We examined the therapeutic potential of BRSK2 in a murine model of pulmonary fibrosis. Mice received aerosolized PBS, PEI/siCtrl, or PEI/si-BRSK2 every 2 days for seven doses (Fig. 3J). While significant weight loss was noted post-bleomycin (BLE) administration in both PEI/siCtrl and PEI/si-BRSK2 groups, the latter showed less weight reduction (Fig. 3K). On day 21, the lungs were harvested and analyzed. Ashcroft scores confirmed that BLE induced pulmonary fibrosis in mice, showing severe structural distortion and enlarged fibrotic areas, whereas inhalation of PEI/si-BRSK2 mitigated these fibrotic levels (Fig. 3L). Histological analysis showed marked alveolar wall thickening, inflammatory cell infiltration, and increased collagen deposition in the PEI/siCtrl group. In contrast, PEI/si-BRSK2 treatment significantly reduced α-SMA and Col1A1 levels (Fig. 3M). The hydroxyproline assay indicated a significant decrease in hydroxyproline levels in the PEI/si-BRSK2 group, highlighting its therapeutic effects (Fig. 3N). ELISA results also showed elevated IL-1β and TNF-α levels in pulmonary fibrosis mice, which were significantly reduced following PEI/si-BRSK2 treatment, suggesting its efficacy in mitigating the cytokine storm associated with pulmonary fibrosis (Fig. 3O, P).

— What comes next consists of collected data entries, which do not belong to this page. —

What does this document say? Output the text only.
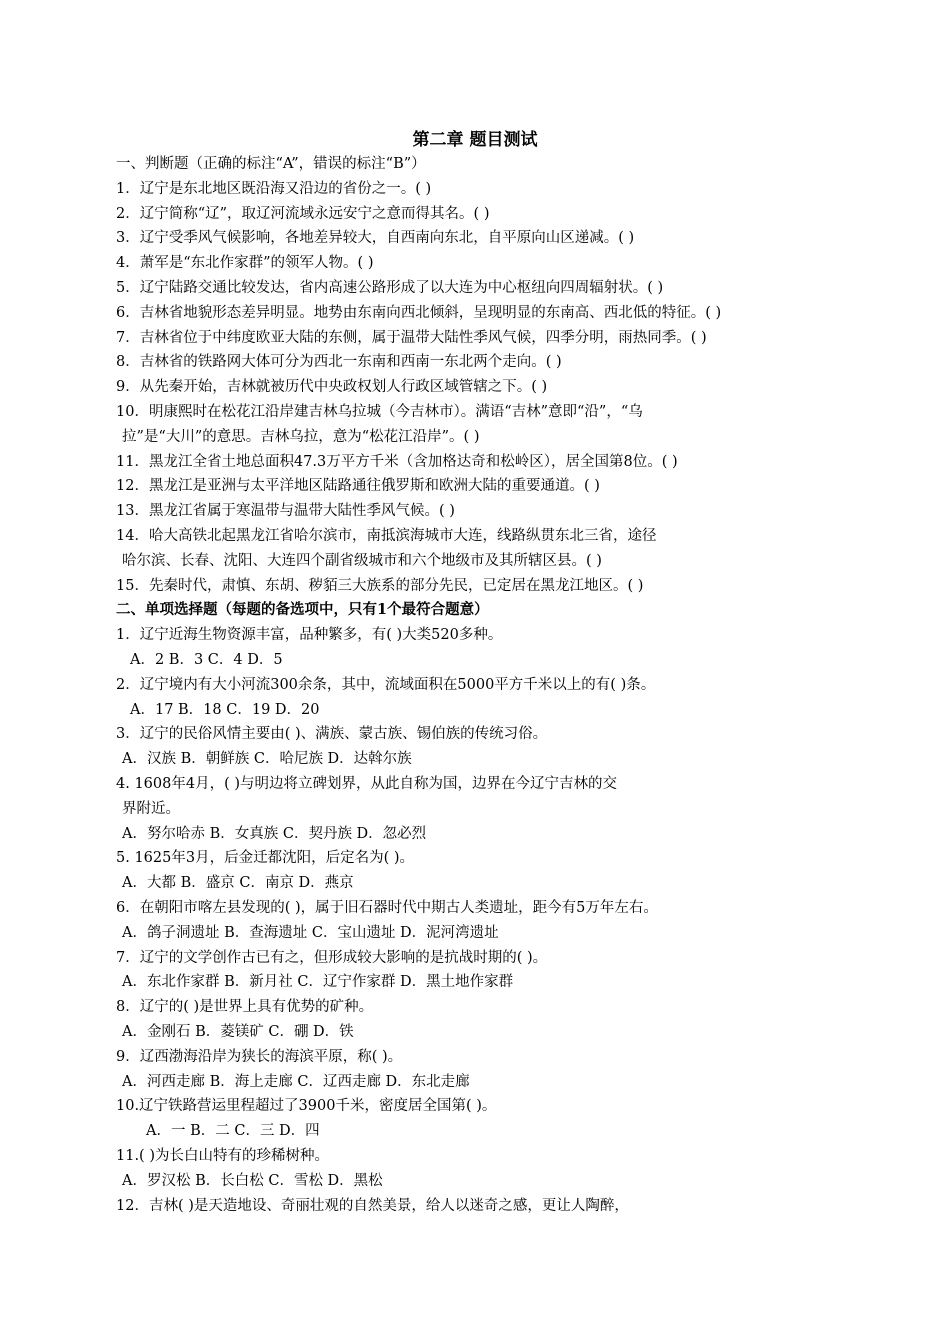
第二章 题目测试
一、判断题（正确的标注“A”，错误的标注“B”）
1．辽宁是东北地区既沿海又沿边的省份之一。( )
2．辽宁简称“辽”，取辽河流域永远安宁之意而得其名。( )
3．辽宁受季风气候影响，各地差异较大，自西南向东北，自平原向山区递减。( )
4．萧军是“东北作家群”的领军人物。( )
5．辽宁陆路交通比较发达，省内高速公路形成了以大连为中心枢纽向四周辐射状。( )
6．吉林省地貌形态差异明显。地势由东南向西北倾斜，呈现明显的东南高、西北低的特征。( )
7．吉林省位于中纬度欧亚大陆的东侧，属于温带大陆性季风气候，四季分明，雨热同季。( )
8．吉林省的铁路网大体可分为西北一东南和西南一东北两个走向。( )
9．从先秦开始，吉林就被历代中央政权划人行政区域管辖之下。( )
10．明康熙时在松花江沿岸建吉林乌拉城（今吉林市）。满语“吉林”意即“沿”，“乌
拉”是“大川”的意思。吉林乌拉，意为“松花江沿岸”。( )
11．黑龙江全省土地总面积47.3万平方千米（含加格达奇和松岭区），居全国第8位。( )
12．黑龙江是亚洲与太平洋地区陆路通往俄罗斯和欧洲大陆的重要通道。( )
13．黑龙江省属于寒温带与温带大陆性季风气候。( )
14．哈大高铁北起黑龙江省哈尔滨市，南抵滨海城市大连，线路纵贯东北三省，途径
哈尔滨、长春、沈阳、大连四个副省级城市和六个地级市及其所辖区县。( )
15．先秦时代，肃慎、东胡、秽貊三大族系的部分先民，已定居在黑龙江地区。( )
二、单项选择题（每题的备选项中，只有1个最符合题意）
1．辽宁近海生物资源丰富，品种繁多，有( )大类520多种。
A．2 B．3 C．4 D．5
2．辽宁境内有大小河流300余条，其中，流域面积在5000平方千米以上的有( )条。
A．17 B．18 C．19 D．20
3．辽宁的民俗风情主要由( )、满族、蒙古族、锡伯族的传统习俗。
A．汉族 B．朝鲜族 C．哈尼族 D．达斡尔族
4. 1608年4月，( )与明边将立碑划界，从此自称为国，边界在今辽宁吉林的交
界附近。
A．努尔哈赤 B．女真族 C．契丹族 D．忽必烈
5. 1625年3月，后金迁都沈阳，后定名为( )。
A．大都 B．盛京 C．南京 D．燕京
6．在朝阳市喀左县发现的( )，属于旧石器时代中期古人类遗址，距今有5万年左右。
A．鸽子洞遗址 B．查海遗址 C．宝山遗址 D．泥河湾遗址
7．辽宁的文学创作古已有之，但形成较大影响的是抗战时期的( )。
A．东北作家群 B．新月社 C．辽宁作家群 D．黑土地作家群
8．辽宁的( )是世界上具有优势的矿种。
A．金刚石 B．菱镁矿 C．硼 D．铁
9．辽西渤海沿岸为狭长的海滨平原，称( )。
A．河西走廊 B．海上走廊 C．辽西走廊 D．东北走廊
10.辽宁铁路营运里程超过了3900千米，密度居全国第( )。
A．一 B．二 C．三 D．四
11.( )为长白山特有的珍稀树种。
A．罗汉松 B．长白松 C．雪松 D．黑松
12．吉林( )是天造地设、奇丽壮观的自然美景，给人以迷奇之感，更让人陶醉，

Association of BRSK2 downstream molecules with IPF
Based on previous findings, we investigated the mediating role of plasma protein components from the deCODE and UKBPPP studies in IPF risk using mRNA expression levels of BRSK2 in lung tissues from GTEX and eQTLGen blood tissues. Mediator analyses of IVW and cML-MA identified 20 mediators (BRSK2, COLEC12, CTRL, CTSD, CTSH, DLL4, GSTA3, GZMM, ICAM5, IFNAR1, IL1RN, LILRA5, MIA, NTN1, PON3, PRSS2, PSMB1, TALDO1, TREM2, VEGFA) that may act as downstream pathogenic molecules for BRSK2 (Additional file 1: Tables S18–S19, Fig. 4A). Besides the BRSK2 protein, the remaining mediators contributed to 0.537–22.106% of the mediation effect. Our colocalization analysis of the three protein sources and three endpoint sources indicated that 11 BRSK2 downstream facilitators (BRSK2, CTRL, CTSD, CTSH, DLL4, IL1RN, NTN1, PON3, PSMB1, TALDO1, VEGFA) could be driven by the same causal variant in IPF development, with strong colocalization support for PSMB1 in the deCODE study and IPF data from the FinnGen study (PPH4 = 0.800, PPH3 + 4 = 0.890) (Additional file 1: Table S20, Fig. 4B–C). In GSE150910 (n = 103 samples), BRSK2 expression in lung tissues from IPF patients correlated with the expression levels of 12 BRSK2 mediators, with strong association coefficients for PSMB1, CTSD, and CTSH (Additional file 1: Table S21, Fig. 4C). Additionally, in both animal and human-derived cellular models, we validated the expression changes of eight downstream molecules, including PSMB1, upon BRSK2 silencing (Additional file 2: Fig. S11).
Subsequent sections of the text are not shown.